4 страница10 мая 2017, 18:31

4.


На площадке этажа четырнадцатого, или может, пятнадцатого (не уверен, я сбился, на хрен, со счёта), примечаю белобрысого дрыща. Сидя на ступеньке, обхватив свои согнутые колени и прижимая к груди, он раскачивается, как хронический психопат. Глаза тёмные, бешеные: то сужаются, то округляются, словно он никак не может поймать фокус; взгляд лихорадочно мечется. На лбу испарина, не прекращая раскачиваться на манер психа, он резко стирает пот с бледного зеленовато-жёлтого лица. Рот нервно подрагивает в уголках, он то и дело морщит нос, словно ему суют вату смоченную нашатырём прям под шнобель. Заметив меня, он вздрагивает. Вскакивает, как ошпаренный, лупится на меня, а у самого только что зубы не клокочут от нервного напряжения, и искры сыплются из глаз. 

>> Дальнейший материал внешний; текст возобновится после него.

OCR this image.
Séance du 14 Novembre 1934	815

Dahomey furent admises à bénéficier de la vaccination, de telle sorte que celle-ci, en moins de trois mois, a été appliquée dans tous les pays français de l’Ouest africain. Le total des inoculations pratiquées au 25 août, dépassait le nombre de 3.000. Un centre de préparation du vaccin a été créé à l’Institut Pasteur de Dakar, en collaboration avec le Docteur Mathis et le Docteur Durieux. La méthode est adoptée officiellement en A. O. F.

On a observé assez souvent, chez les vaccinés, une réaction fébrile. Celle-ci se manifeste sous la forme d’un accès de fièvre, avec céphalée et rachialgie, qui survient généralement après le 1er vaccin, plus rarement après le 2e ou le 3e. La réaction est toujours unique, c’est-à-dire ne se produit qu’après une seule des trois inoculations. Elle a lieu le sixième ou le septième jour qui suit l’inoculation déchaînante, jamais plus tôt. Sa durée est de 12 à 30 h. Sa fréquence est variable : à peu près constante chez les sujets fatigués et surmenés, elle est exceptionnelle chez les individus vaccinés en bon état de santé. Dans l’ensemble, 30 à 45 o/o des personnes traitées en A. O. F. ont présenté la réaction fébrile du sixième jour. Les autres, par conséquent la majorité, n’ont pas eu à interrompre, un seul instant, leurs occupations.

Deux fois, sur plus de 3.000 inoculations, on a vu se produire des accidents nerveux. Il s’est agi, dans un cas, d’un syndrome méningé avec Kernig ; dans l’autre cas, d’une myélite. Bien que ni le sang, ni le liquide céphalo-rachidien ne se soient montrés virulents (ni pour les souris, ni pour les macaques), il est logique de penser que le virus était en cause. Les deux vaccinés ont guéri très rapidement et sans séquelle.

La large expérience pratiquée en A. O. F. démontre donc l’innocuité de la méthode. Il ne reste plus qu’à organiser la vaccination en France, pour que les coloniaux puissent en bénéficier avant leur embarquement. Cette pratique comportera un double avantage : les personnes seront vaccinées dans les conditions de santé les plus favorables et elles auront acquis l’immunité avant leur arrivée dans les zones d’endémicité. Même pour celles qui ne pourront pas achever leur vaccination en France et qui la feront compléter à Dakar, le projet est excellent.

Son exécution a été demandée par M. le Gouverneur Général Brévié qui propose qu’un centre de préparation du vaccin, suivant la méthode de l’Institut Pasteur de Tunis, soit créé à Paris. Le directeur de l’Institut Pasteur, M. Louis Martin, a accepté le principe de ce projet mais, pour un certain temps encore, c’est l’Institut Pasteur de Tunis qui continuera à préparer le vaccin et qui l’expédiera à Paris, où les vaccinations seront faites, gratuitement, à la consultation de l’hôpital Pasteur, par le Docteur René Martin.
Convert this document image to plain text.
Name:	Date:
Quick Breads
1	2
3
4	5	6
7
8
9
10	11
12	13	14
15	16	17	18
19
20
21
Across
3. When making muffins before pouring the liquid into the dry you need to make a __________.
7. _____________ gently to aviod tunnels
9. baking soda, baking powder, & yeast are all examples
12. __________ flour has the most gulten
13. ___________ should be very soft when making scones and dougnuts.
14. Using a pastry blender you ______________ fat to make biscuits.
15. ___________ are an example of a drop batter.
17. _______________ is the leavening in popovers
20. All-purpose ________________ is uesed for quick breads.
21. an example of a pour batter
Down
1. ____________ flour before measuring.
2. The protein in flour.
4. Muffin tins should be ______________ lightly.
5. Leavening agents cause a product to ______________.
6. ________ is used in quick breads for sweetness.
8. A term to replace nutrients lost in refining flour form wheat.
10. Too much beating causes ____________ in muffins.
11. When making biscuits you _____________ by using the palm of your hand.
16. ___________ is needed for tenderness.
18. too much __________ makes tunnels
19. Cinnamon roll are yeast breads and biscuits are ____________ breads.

— Чел, ты живой. Живой! — воскликнет он, схватив меня за руку, и радуясь, как шавка куску мяса.  — Вот чёрт.

Дверь одной из квартир распахнута настежь, он ведёт меня прямо туда, гутаря, как заведенный:  — Погодь, не ходи туда, лучше тут посидим. Там такой фарш, мы еле ноги унесли.

Я и опомниться не успеваю, как дверь за мной захлопывается. Только не опять...

— Чел, слышь, а ты с земли, да? — его неуемно дергающиеся глаза, исследуют каждый сантиметр меня. — Ты снаружи? Давно? Употребляешь?

Он принялся охлопывать меня по карманам ветровки, и я отбиваю его руки.

— Я что на нарка похож?

— Ну, есть мальца, — пожимает он плечами. — Слышь, может есть хоть чё-нибудь? — он ныряет вниз и ощупывает мои штаны. — Косячёк, таблы, может, хоть полграмма зашкерено? Чел, выручай, я подохну тут.

Капец вообще, такое чувство, что он за грамм и отсосать мне готов.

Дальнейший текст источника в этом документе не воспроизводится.